Longtemps journaliste cinéma sur la radio Europe 2, à la télévision et dans la presse magazine (Première, Studio…), « voix » enthousiaste commentant la montée des marches cannoises, programmateur à Gérardmer, Cognac et Deauville, il officie désormais en tant que directeur artistique du Festival international de cinéma de Saint-Jean-de-Luz. Nous avons rencontré Patrick Fabre à l’occasion du 10e anniversaire de cet événement à la sélection défricheuse et à l’ambiance extrêmement conviviale.

Quel regard portez-vous sur le travail accompli, sur ce que vous avez insufflé au festival ?

Je voulais que ce soit un festival fait pour les bonnes raisons. À sa création en 2016, le Festival des Jeunes Réalisateurs était, comme beaucoup d’autres, destiné à prolonger la saison, à mettre la station en valeur.
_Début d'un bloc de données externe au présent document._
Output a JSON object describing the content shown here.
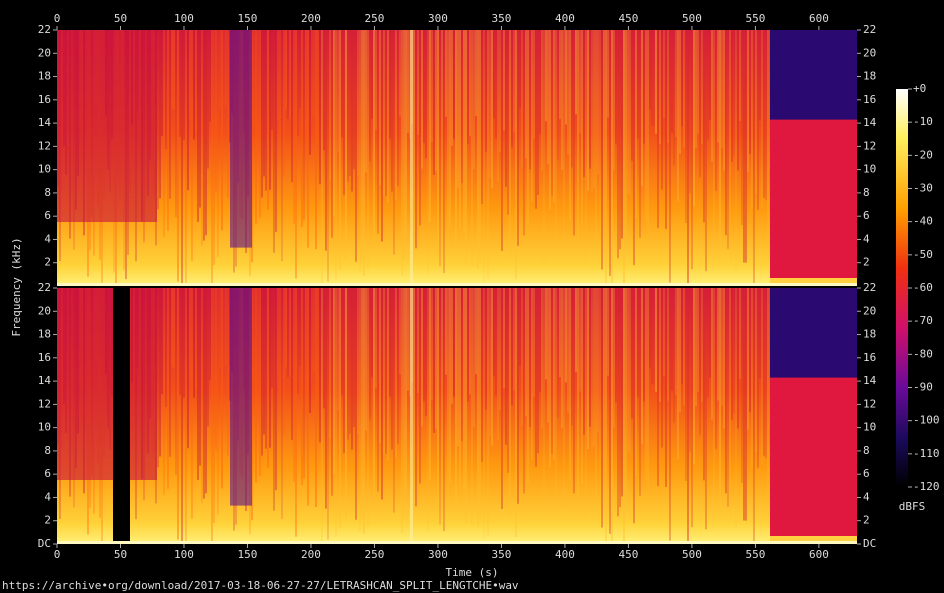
{
  "chart_data": {
    "type": "spectrogram",
    "x_label": "Time (s)",
    "y_label": "Frequency (kHz)",
    "xlim": [
      0,
      630
    ],
    "xticks": [
      0,
      50,
      100,
      150,
      200,
      250,
      300,
      350,
      400,
      450,
      500,
      550,
      600
    ],
    "channels": [
      {
        "ylim": [
          0,
          22
        ],
        "yticks": [
          2,
          4,
          6,
          8,
          10,
          12,
          14,
          16,
          18,
          20,
          22
        ]
      },
      {
        "ylim": [
          0,
          22
        ],
        "yticks": [
          {
            "value": 0,
            "label": "DC"
          },
          2,
          4,
          6,
          8,
          10,
          12,
          14,
          16,
          18,
          20,
          22
        ]
      }
    ],
    "colorbar": {
      "label": "dBFS",
      "lim": [
        -120,
        0
      ],
      "ticks": [
        {
          "value": 0,
          "label": "+0"
        },
        -10,
        -20,
        -30,
        -40,
        -50,
        -60,
        -70,
        -80,
        -90,
        -100,
        -110,
        -120
      ]
    },
    "footer": "https://archive•org/download/2017-03-18-06-27-27/LETRASHCAN_SPLIT_LENGTCHE•wav"
  }
}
Je n'ai eu de cesse de recentrer sur le cinéma, en fidélisant le public, de plus en plus nombreux [il y a eu près de 9000 spectateurs cette année, contre 7200 l’an dernier, ndlr], en proposant un programme de qualité et une convivialité de tous les instants. J’aime l’idée que les gens profitent d’un moment à la plage et se disent : « Oula, faut que je file, je vais être en retard au cinéma. » J'avais l’envie d’un endroit où il fait bon être, bon regarder des films et bon partager.
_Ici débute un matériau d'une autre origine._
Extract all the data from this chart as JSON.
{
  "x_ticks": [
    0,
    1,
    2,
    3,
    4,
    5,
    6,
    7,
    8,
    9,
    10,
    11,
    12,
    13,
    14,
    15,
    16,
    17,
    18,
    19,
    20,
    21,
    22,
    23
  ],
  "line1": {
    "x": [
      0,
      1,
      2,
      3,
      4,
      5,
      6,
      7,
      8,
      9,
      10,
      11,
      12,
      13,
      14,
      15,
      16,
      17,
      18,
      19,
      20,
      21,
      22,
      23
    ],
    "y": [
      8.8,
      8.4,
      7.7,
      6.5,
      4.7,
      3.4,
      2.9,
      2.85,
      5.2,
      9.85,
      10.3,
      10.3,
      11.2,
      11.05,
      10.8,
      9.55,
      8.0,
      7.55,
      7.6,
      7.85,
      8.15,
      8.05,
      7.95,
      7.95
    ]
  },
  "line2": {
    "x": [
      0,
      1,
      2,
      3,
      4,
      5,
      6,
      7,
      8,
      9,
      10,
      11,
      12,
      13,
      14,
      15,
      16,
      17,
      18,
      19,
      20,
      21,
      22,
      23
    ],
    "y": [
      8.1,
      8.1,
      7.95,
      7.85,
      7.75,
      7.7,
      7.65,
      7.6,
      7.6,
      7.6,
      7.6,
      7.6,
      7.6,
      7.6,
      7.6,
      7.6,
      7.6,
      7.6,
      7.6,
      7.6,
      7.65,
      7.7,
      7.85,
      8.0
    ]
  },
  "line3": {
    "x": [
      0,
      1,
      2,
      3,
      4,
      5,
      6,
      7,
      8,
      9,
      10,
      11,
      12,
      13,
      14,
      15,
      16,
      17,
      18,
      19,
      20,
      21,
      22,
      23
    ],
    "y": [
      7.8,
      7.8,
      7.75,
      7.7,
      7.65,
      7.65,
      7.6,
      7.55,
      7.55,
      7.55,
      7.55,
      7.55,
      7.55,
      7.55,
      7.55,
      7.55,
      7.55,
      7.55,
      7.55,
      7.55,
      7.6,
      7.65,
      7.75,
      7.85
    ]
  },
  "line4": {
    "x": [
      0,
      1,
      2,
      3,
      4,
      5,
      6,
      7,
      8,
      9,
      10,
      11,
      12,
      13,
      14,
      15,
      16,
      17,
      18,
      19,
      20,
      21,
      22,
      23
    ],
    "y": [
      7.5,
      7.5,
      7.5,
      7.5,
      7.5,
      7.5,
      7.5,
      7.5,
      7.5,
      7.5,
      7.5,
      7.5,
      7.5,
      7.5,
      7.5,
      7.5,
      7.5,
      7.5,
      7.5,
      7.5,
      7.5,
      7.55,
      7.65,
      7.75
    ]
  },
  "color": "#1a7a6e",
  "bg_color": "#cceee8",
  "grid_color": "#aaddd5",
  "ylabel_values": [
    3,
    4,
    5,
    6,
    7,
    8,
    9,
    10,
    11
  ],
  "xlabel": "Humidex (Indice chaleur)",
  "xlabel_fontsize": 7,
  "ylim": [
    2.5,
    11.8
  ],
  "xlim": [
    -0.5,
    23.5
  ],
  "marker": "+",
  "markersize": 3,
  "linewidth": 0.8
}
Pour un festival de notre envergure, le fait de montrer en compétition dix premières nationales est un résultat très concret. C’est le fruit d’un travail de confiance avec les distributeurs, voire avec des producteurs, comme TS Productions, grâce à qui nous avons pu présenter Dissidente de Pier-Philippe Chevigny et Rossosperanza d’Annarita Zambrano cette année. Je mesure aussi le chemin parcouru en constatant la confiance du public qui va acheter ses pass les yeux fermés, avant même de connaître la programmation. L’une des spécificités du festival, c'est que la grille permet de tout voir ! Et puis on a commencé en faisant des interviews à la sauvette, et aujourd’hui on a un plateau télé avec cinq caméras ; on se demande si ça ne va pas devenir une vraie émission l'an prochain...
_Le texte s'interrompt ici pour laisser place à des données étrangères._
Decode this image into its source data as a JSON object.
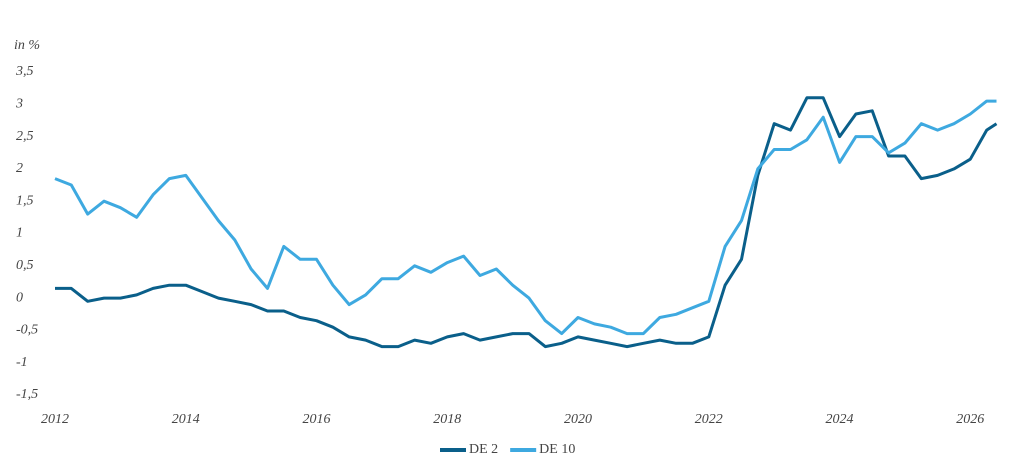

Rossosperanza d’Annarita Zambrano

Vous établissez la programmation, courts et longs confondus, seul. Comment abordez-vous ce numéro d’équilibriste ?

Le festival a comme sous-titre la formule « Cinéma d’avenir », avec cette idée de défendre des cinéastes en devenir, dont on a envie de voir le travail sur le long terme. Je peux mettre ma tête sur le billot pour tous les films sélectionnés ; je sais pourquoi je les présente, pourquoi j'en ai envie, et je ne programmerai jamais tièdement un film. Une vraie bonne sélection à mon sens, c'est des creux et des bosses.

Le collectif « Sous les écrans la dèche » [créé en 2020, il réunit des travailleurs et travailleuses de festivals de cinéma, ndlr] le montre, les équipes des festivals sont très précaires, ce qui explique pourquoi je compose la programmation seul, même si je suis très bien traité par mes employeurs. Cela dit, j'aime bien le fait d'être responsable, ça m’oblige vis-à-vis du public, des journalistes et des invités. Ça ne m’empêche pas de demander conseil, bien sûr ! Comme il est impossible financièrement de m’envoyer aux quatre coins du globe, je travaille en bonne intelligence avec les gens qui font un vrai travail de défrichage, à savoir les distributeurs. Ils parcourent le globe, vont dans tous les festivals et marchés du film, trouvent des pépites et ont ensuite besoin qu'on les expose.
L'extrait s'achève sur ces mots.